The lines have been drawn on the city school board – with three members often on one side and the majority on the other.

The latest episode occurred at this week’s regular board meeting.

Dario Hunter, who was elected as a write-in candidate last November, made a motion to censure Brenda Kimble, school board president, “for engaging in actions outside of her authority as board president, exceeding the bounds of ethics as a public servant, withholding vital information from board members and the general public and suppressing the necessary agenda of the school district, including but not limited to publicly addressing the state of affairs at East High School.”

Hunter also requested Kimble resign as board president.

Jackie Adair, board member, seconded Hunter’s motion and Hunter, Adair and Corrine Sanderson, who also was elected last November, supporting the motion.

Kimble, who didn’t resign her presidency, and board members Michael Murphy, Jerome Williams and Ronald Shadd voted against it.

“It doesn’t surprise me,” Kimble said Wednesday. “Since Mr. Hunter and Jackie Adair have been on the board together – and Ms. Sanderson some of the time – they’ve done nothing to move the district forward.”

She referred to Hunter and Adair voting no or abstaining from votes to approve meeting agendas and minutes. Both Hunter and Adair have previously said they want more detail of what occurs at meetings recorded in minutes.

Murphy said he didn’t like the way Hunter went about making the motion and he didn’t agree with it.

“I didn’t know what he was talking about,” he said.

Kimble said the three members are aligned with House Bill 70, the state legislation that created the Youngstown Plan, a framework to allow a chief executive officer to oversee the school district.

Hunter said that’s not true, adding that he spoke “vociferously” of his opposition to the law when he was campaigning for office.

He said it’s undemocratic and that the legislation is flawed.

Regarding his motion to censure, Hunter pointed to Kimble filing a motion to appeal a judge’s decision regarding Kimble’s appointment to the academic distress commission.

She filed the appeal, for which the district is footing the legal bills, before bringing the matter to the full board for a vote.

Kimble appointed a principal to the commission which is to select a district CEO.
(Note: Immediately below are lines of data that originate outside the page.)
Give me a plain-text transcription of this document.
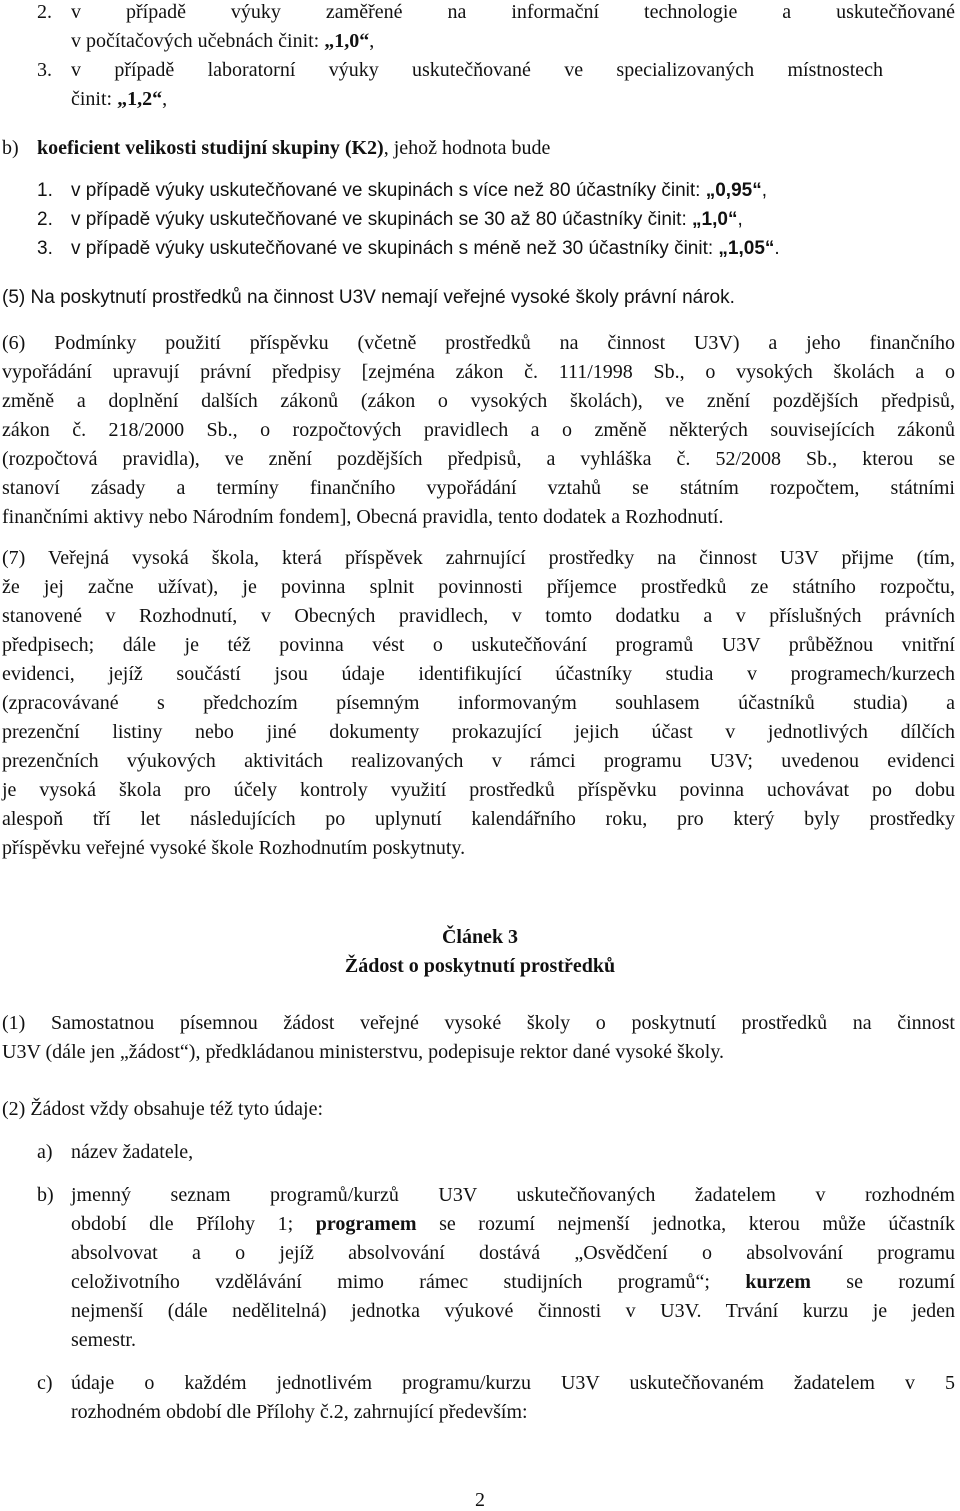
2. v případě výuky zaměřené na informační technologie a uskutečňované
v počítačových učebnách činit: „1,0“,
3. v případě laboratorní výuky uskutečňované ve specializovaných místnostech
činit: „1,2“,
b) koeficient velikosti studijní skupiny (K2), jehož hodnota bude
1. v případě výuky uskutečňované ve skupinách s více než 80 účastníky činit: „0,95“,
2. v případě výuky uskutečňované ve skupinách se 30 až 80 účastníky činit: „1,0“,
3. v případě výuky uskutečňované ve skupinách s méně než 30 účastníky činit: „1,05“.
(5) Na poskytnutí prostředků na činnost U3V nemají veřejné vysoké školy právní nárok.
(6) Podmínky použití příspěvku (včetně prostředků na činnost U3V) a jeho finančního
vypořádání upravují právní předpisy [zejména zákon č. 111/1998 Sb., o vysokých školách a o
změně a doplnění dalších zákonů (zákon o vysokých školách), ve znění pozdějších předpisů,
zákon č. 218/2000 Sb., o rozpočtových pravidlech a o změně některých souvisejících zákonů
(rozpočtová pravidla), ve znění pozdějších předpisů, a vyhláška č. 52/2008 Sb., kterou se
stanoví zásady a termíny finančního vypořádání vztahů se státním rozpočtem, státními
finančními aktivy nebo Národním fondem], Obecná pravidla, tento dodatek a Rozhodnutí.
(7) Veřejná vysoká škola, která příspěvek zahrnující prostředky na činnost U3V přijme (tím,
že jej začne užívat), je povinna splnit povinnosti příjemce prostředků ze státního rozpočtu,
stanovené v Rozhodnutí, v Obecných pravidlech, v tomto dodatku a v příslušných právních
předpisech; dále je též povinna vést o uskutečňování programů U3V průběžnou vnitřní
evidenci, jejíž součástí jsou údaje identifikující účastníky studia v programech/kurzech
(zpracovávané s předchozím písemným informovaným souhlasem účastníků studia) a
prezenční listiny nebo jiné dokumenty prokazující jejich účast v jednotlivých dílčích
prezenčních výukových aktivitách realizovaných v rámci programu U3V; uvedenou evidenci
je vysoká škola pro účely kontroly využití prostředků příspěvku povinna uchovávat po dobu
alespoň tří let následujících po uplynutí kalendářního roku, pro který byly prostředky
příspěvku veřejné vysoké škole Rozhodnutím poskytnuty.
Článek 3
Žádost o poskytnutí prostředků
(1) Samostatnou písemnou žádost veřejné vysoké školy o poskytnutí prostředků na činnost
U3V (dále jen „žádost“), předkládanou ministerstvu, podepisuje rektor dané vysoké školy.
(2) Žádost vždy obsahuje též tyto údaje:
a) název žadatele,
b) jmenný seznam programů/kurzů U3V uskutečňovaných žadatelem v rozhodném
období dle Přílohy 1; programem se rozumí nejmenší jednotka, kterou může účastník
absolvovat a o jejíž absolvování dostává „Osvědčení o absolvování programu
celoživotního vzdělávání mimo rámec studijních programů“; kurzem se rozumí
nejmenší (dále nedělitelná) jednotka výukové činnosti v U3V. Trvání kurzu je jeden
semestr.
c) údaje o každém jednotlivém programu/kurzu U3V uskutečňovaném žadatelem v 5
rozhodném období dle Přílohy č.2, zahrnující především:
2
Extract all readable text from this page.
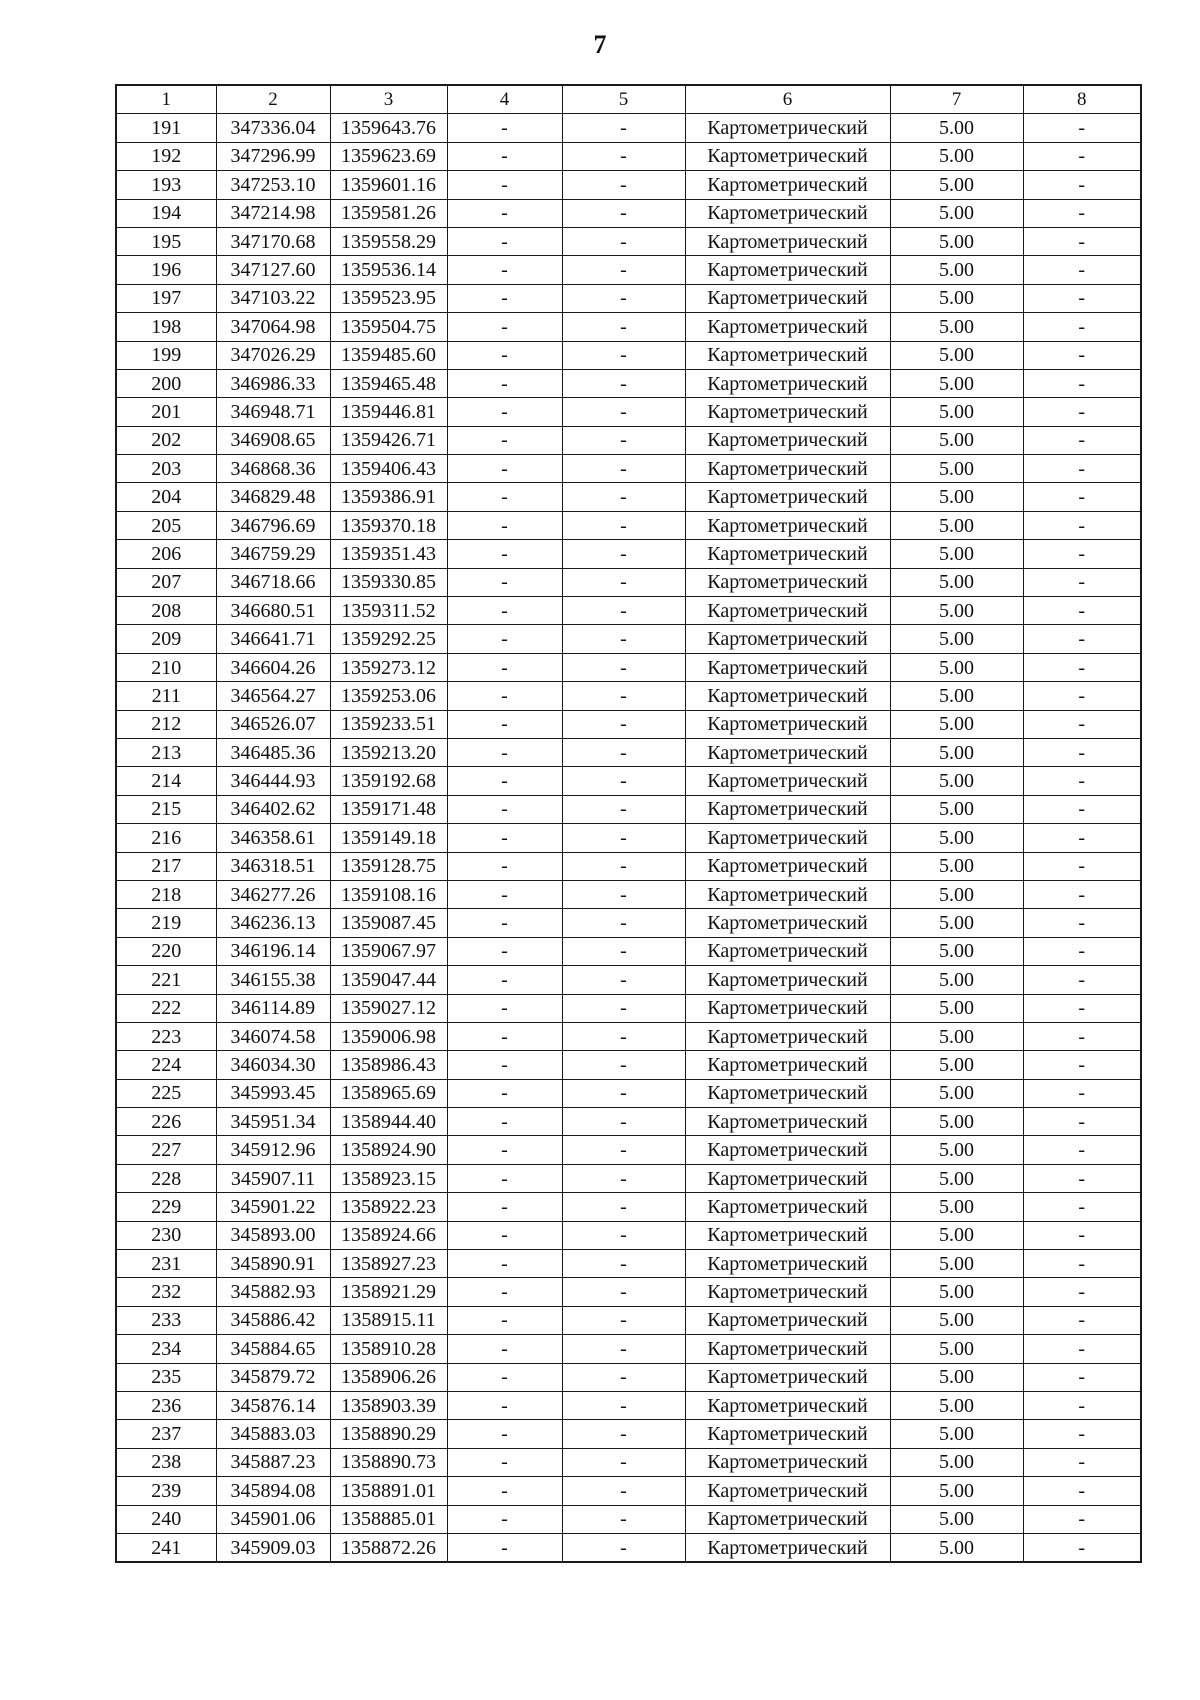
7
1	2	3	4	5	6	7	8
191	347336.04	1359643.76	-	-	Картометрический	5.00	-
192	347296.99	1359623.69	-	-	Картометрический	5.00	-
193	347253.10	1359601.16	-	-	Картометрический	5.00	-
194	347214.98	1359581.26	-	-	Картометрический	5.00	-
195	347170.68	1359558.29	-	-	Картометрический	5.00	-
196	347127.60	1359536.14	-	-	Картометрический	5.00	-
197	347103.22	1359523.95	-	-	Картометрический	5.00	-
198	347064.98	1359504.75	-	-	Картометрический	5.00	-
199	347026.29	1359485.60	-	-	Картометрический	5.00	-
200	346986.33	1359465.48	-	-	Картометрический	5.00	-
201	346948.71	1359446.81	-	-	Картометрический	5.00	-
202	346908.65	1359426.71	-	-	Картометрический	5.00	-
203	346868.36	1359406.43	-	-	Картометрический	5.00	-
204	346829.48	1359386.91	-	-	Картометрический	5.00	-
205	346796.69	1359370.18	-	-	Картометрический	5.00	-
206	346759.29	1359351.43	-	-	Картометрический	5.00	-
207	346718.66	1359330.85	-	-	Картометрический	5.00	-
208	346680.51	1359311.52	-	-	Картометрический	5.00	-
209	346641.71	1359292.25	-	-	Картометрический	5.00	-
210	346604.26	1359273.12	-	-	Картометрический	5.00	-
211	346564.27	1359253.06	-	-	Картометрический	5.00	-
212	346526.07	1359233.51	-	-	Картометрический	5.00	-
213	346485.36	1359213.20	-	-	Картометрический	5.00	-
214	346444.93	1359192.68	-	-	Картометрический	5.00	-
215	346402.62	1359171.48	-	-	Картометрический	5.00	-
216	346358.61	1359149.18	-	-	Картометрический	5.00	-
217	346318.51	1359128.75	-	-	Картометрический	5.00	-
218	346277.26	1359108.16	-	-	Картометрический	5.00	-
219	346236.13	1359087.45	-	-	Картометрический	5.00	-
220	346196.14	1359067.97	-	-	Картометрический	5.00	-
221	346155.38	1359047.44	-	-	Картометрический	5.00	-
222	346114.89	1359027.12	-	-	Картометрический	5.00	-
223	346074.58	1359006.98	-	-	Картометрический	5.00	-
224	346034.30	1358986.43	-	-	Картометрический	5.00	-
225	345993.45	1358965.69	-	-	Картометрический	5.00	-
226	345951.34	1358944.40	-	-	Картометрический	5.00	-
227	345912.96	1358924.90	-	-	Картометрический	5.00	-
228	345907.11	1358923.15	-	-	Картометрический	5.00	-
229	345901.22	1358922.23	-	-	Картометрический	5.00	-
230	345893.00	1358924.66	-	-	Картометрический	5.00	-
231	345890.91	1358927.23	-	-	Картометрический	5.00	-
232	345882.93	1358921.29	-	-	Картометрический	5.00	-
233	345886.42	1358915.11	-	-	Картометрический	5.00	-
234	345884.65	1358910.28	-	-	Картометрический	5.00	-
235	345879.72	1358906.26	-	-	Картометрический	5.00	-
236	345876.14	1358903.39	-	-	Картометрический	5.00	-
237	345883.03	1358890.29	-	-	Картометрический	5.00	-
238	345887.23	1358890.73	-	-	Картометрический	5.00	-
239	345894.08	1358891.01	-	-	Картометрический	5.00	-
240	345901.06	1358885.01	-	-	Картометрический	5.00	-
241	345909.03	1358872.26	-	-	Картометрический	5.00	-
The legislation calls for the school board president to appoint a teacher and the teachers’ union filed a lawsuit to stop the principal, Carole Staten, who is also Kimble distant cousin, to the panel. The union contends Kimble should have appointed an active classroom teacher.

A judge agreed.

Adair agreed with Hunter.

Kimble has “commented that she is entitled to a defense,” she said. “Absolutely. She is, however, not entitled to have the public pay for that defense.”

Murphy said that the full board consented to Kimble appointing Staten to the commission. That was last year before Sanderson and Hunter were board members.

Hunter also said that Kimble, who both he and Adair say maintains an office inside the school administration building, has directed district employees and had them report to her.

Kimble contends the office is for a group she is reviving called Public Education Works. It’s similar to the former district business advisory committee and she said it will help to create internships and job shadowing opportunities for students.

She said she uses the office, located across the hall from the superintendent’s office.

“I do have a lot of contacts to make,” she said.

Kimble said she has nothing to hide and that anything she has done has been to save the public school district, fight a state takeover and move the district forward for the benefit of the students.

Hunter also is critical of Kimble’s failure to address the dire straits that East High School is in. Several fights at the school this week resulted in police being called and classes canceled.